My children are 5 and 3 and 8 months. The extent of their attention span is ABCs and LOL dolls. I’m not actively avoiding it. If something pops up, I have no problem explaining what they are seeing or hearing. Mines more of a if it comes up or they see it I’ll say something. But for a 5 year old, they really don’t know the difference between black and white and I want it to stay that way as long as possible.

2 years ago

Also note: I didn’t say “color blind.” I meant they judge kids based on their character not their skin color

2 years ago

I sat my big kids (10 and 8) down the other day and talked about what is happening is our country currently, but we do talk about racism often. Living in Georgia, we are not far removed from racist people.

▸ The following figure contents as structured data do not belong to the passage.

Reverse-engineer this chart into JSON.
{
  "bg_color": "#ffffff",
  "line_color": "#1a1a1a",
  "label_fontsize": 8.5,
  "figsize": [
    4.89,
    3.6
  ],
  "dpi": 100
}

I told them what happened to George Floyd and that things like this have happened too many times. People are hurt and angry and want change. We talked about how easy it is to say that we “aren’t racist” rather than doing the hard work of finding the ugly things within us that are, in fact, racist. That as white people, we can do things without someone being suspicious of our intentions, but black people don’t get to have that. They are just living their lives and others are suspicious of them with no reason other than the color of their skin. My girls are so emotionally aware and sensitive. They cried a lot during this conversation, but it needed to be talked about.

2 years ago

My big kid is a white, middle class boy. If we, as his parents, don’t actively teach him about race, discrimination, institutionalized racism, and social inequality; then who will? They certainly aren’t teaching it in school. He certainly is not going to experience racial discrimination first hand. I refuse to raise a child that grows up to be oblivious to the plight of others.